We were eating at a resturant and i ate a fried oyster and bit into a pearl.It hurt like He**.


----------



## reagan (Nov 2, 2004)

The pearl wasn,t shiney but it was pretty round. I thought it was cool just the same


----------



## ShortyStillSurfs (Jun 22, 2008)

Yeah me too I thought it was alot less common until I read about all you guys eatin pearls If mine hadnt come out of an oyster I wouldnt have known it was a pearl. Looked more like a piece of my tooth, felt like it too. Lost it somewhere though


----------



## Richlyn Concepts (May 12, 2006)

I bit into two at different times from raw oysters at Pappadauxs.

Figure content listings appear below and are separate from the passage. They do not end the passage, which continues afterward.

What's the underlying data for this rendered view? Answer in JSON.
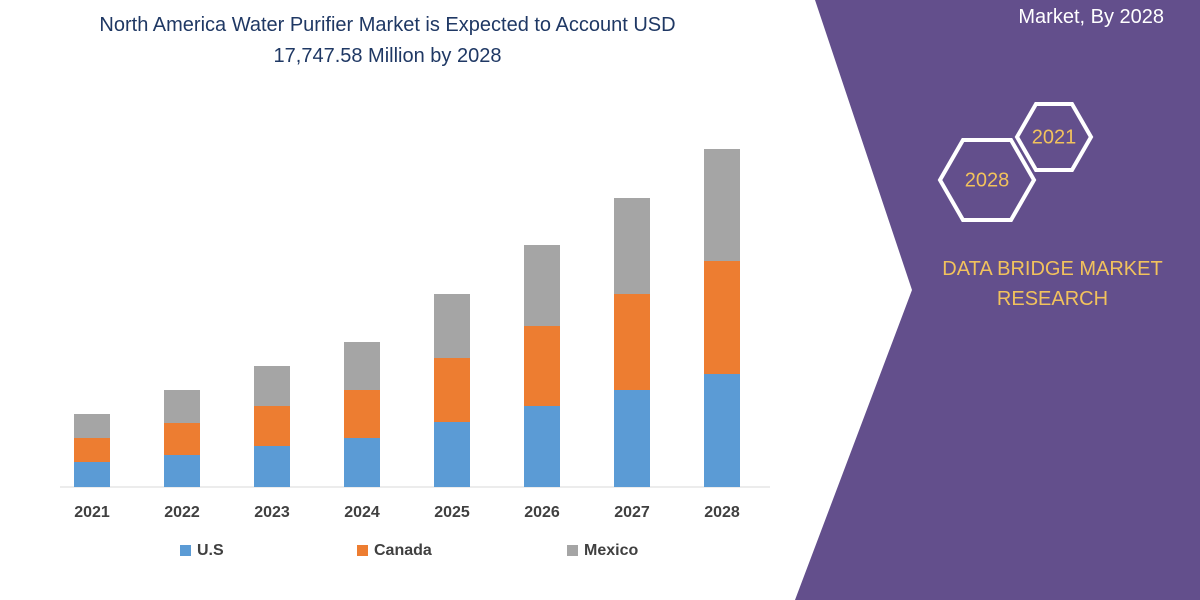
{
  "header_note": "Market, By 2028",
  "badges": [
    "2021",
    "2028"
  ],
  "brand": "DATA BRIDGE MARKET RESEARCH",
  "chart_data": {
    "type": "bar",
    "stacked": true,
    "title": "North America Water Purifier Market is Expected to Account USD 17,747.58 Million by 2028",
    "categories": [
      "2021",
      "2022",
      "2023",
      "2024",
      "2025",
      "2026",
      "2027",
      "2028"
    ],
    "series": [
      {
        "name": "U.S",
        "color": "#5b9bd5",
        "values": [
          25,
          32,
          41,
          49,
          65,
          81,
          97,
          113
        ]
      },
      {
        "name": "Canada",
        "color": "#ed7d31",
        "values": [
          24,
          32,
          40,
          48,
          64,
          80,
          96,
          113
        ]
      },
      {
        "name": "Mexico",
        "color": "#a5a5a5",
        "values": [
          24,
          33,
          40,
          48,
          64,
          81,
          96,
          112
        ]
      }
    ]
  }
}
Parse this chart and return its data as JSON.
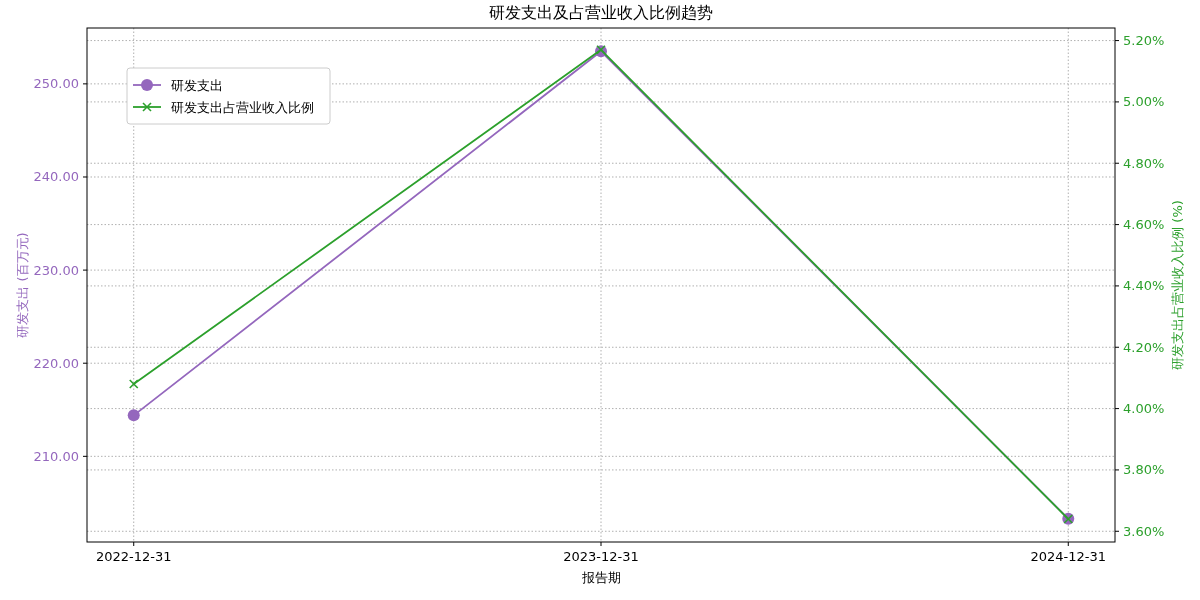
{
  "chart_data": {
    "type": "line",
    "title": "研发支出及占营业收入比例趋势",
    "xlabel": "报告期",
    "ylabel": "研发支出 (百万元)",
    "y2label": "研发支出占营业收入比例 (%)",
    "categories": [
      "2022-12-31",
      "2023-12-31",
      "2024-12-31"
    ],
    "series": [
      {
        "name": "研发支出",
        "color": "#9467bd",
        "marker": "circle",
        "values": [
          214.4,
          253.5,
          203.3
        ]
      },
      {
        "name": "研发支出占营业收入比例",
        "color": "#2ca02c",
        "marker": "cross",
        "axis": "y2",
        "values": [
          4.08,
          5.17,
          3.64
        ]
      }
    ],
    "ylim": [
      200.8,
      256.0
    ],
    "yticks": [
      {
        "value": 210,
        "label": "210.00"
      },
      {
        "value": 220,
        "label": "220.00"
      },
      {
        "value": 230,
        "label": "230.00"
      },
      {
        "value": 240,
        "label": "240.00"
      },
      {
        "value": 250,
        "label": "250.00"
      }
    ],
    "y2lim": [
      3.565,
      5.241
    ],
    "y2ticks": [
      {
        "value": 3.6,
        "label": "3.60%"
      },
      {
        "value": 3.8,
        "label": "3.80%"
      },
      {
        "value": 4.0,
        "label": "4.00%"
      },
      {
        "value": 4.2,
        "label": "4.20%"
      },
      {
        "value": 4.4,
        "label": "4.40%"
      },
      {
        "value": 4.6,
        "label": "4.60%"
      },
      {
        "value": 4.8,
        "label": "4.80%"
      },
      {
        "value": 5.0,
        "label": "5.00%"
      },
      {
        "value": 5.2,
        "label": "5.20%"
      }
    ],
    "grid": true,
    "legend": "top left",
    "line_style": "solid"
  }
}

One was pretty big.


----------



## kweber (Sep 20, 2005)

make a neckless out of them if I keep eating oysters. LOL




who's gonna run with this????



yeah, I've found a pearl also in oysters. looked like a small rock....



dang thing wouldnt bring down an rc though...


----------



## Hevy Dee (May 26, 2004)

*Very common*

My brother and I, as kids during the '60's and early '70's, were working labor for my granparents, uncles, dad etc. After the sacks were hauled to the garage, we were the president and vice-president of shucking. We shucked oysters until the blisters would stop us. All we got paid was fried oysters and an occasional sip of a raw one.

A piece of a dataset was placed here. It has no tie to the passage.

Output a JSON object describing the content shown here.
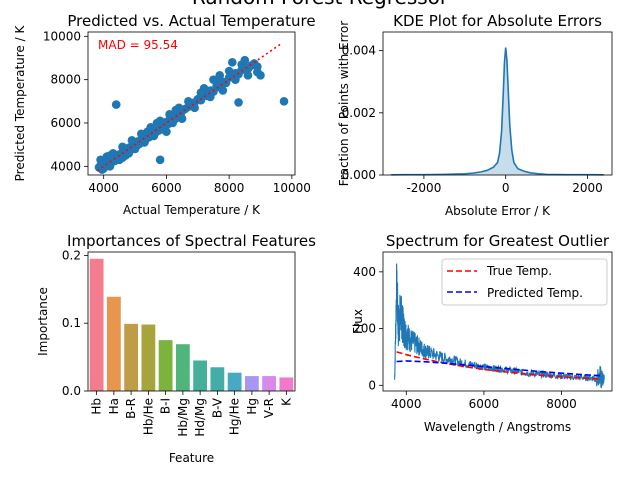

The black oblong pearls were common. One in about 10 oysters had them. We would pop them out and put them on a platter in Granddads garage. I'm not real sure what happened to all of them. I do know that they are virtually worthless, unless you want to make a personal piece of jewelry.

As most of you guys know, the pearls that capture our ladies hearts are cultured. Most are grown in farm-raised aquaculture farms. If I remember correctly most of these farms are in Austraila and New Zeland etc. - Hevy


----------



## Haute Pursuit (Jun 26, 2006)

Ummm.. yeah


----------



## mastercylinder60 (Dec 18, 2005)

finding pearls in oysters is not uncommon. post up when you find a diamond in an oyster. that's rare.


----------



## Trouthunter (Dec 18, 1998)

Yes, many times.

TH


----------



## Cat O' Lies (May 21, 2004)

Fried ones are not pretty.


----------



## Capt. Tim Bradbeer (Jun 27, 2006)

Nothing like a good pearl necklace.........


----------



## mastercylinder60 (Dec 18, 2005)

Capt. Tim Bradbeer said:


> Nothing like a good pearl necklace.........


----------



## Red3Fish (Jun 4, 2004)

*Yeah,*

I used to have about a dozen in a pill bottle somewhere from raw oysters. Most the size of a match head or smaller and mishapen. As I understand it, they actually "peel" the pearl to get to a layer that has good luster. Most of mine were kinda grey to kinda pearly, and too small for me to try and peel.

Like someone said....to this day after crunching down on one, I kind of "gently" chew an oyster, until I am sure he isn't hiding a little pearl in there! LOL

Later
R3F


----------



## llred (Jun 30, 2008)

That's not jewelry im talk bout it really don't cost that much.....

found a pink/white one in a raw one at the Monument Inn



Capt. Tim Bradbeer said:


> Nothing like a good pearl necklace.........


----------



## ShadMan (May 21, 2004)

I had four pearls in a dozen oysters on the half shell last month at Baytown Seafood on Main St. They weren't overly pretty, but round and smooth.


----------



## reagan (Nov 2, 2004)

Baytown seafood on main st. is where i found mine last week. I was in Houstion last week training an stopped there to eat.


----------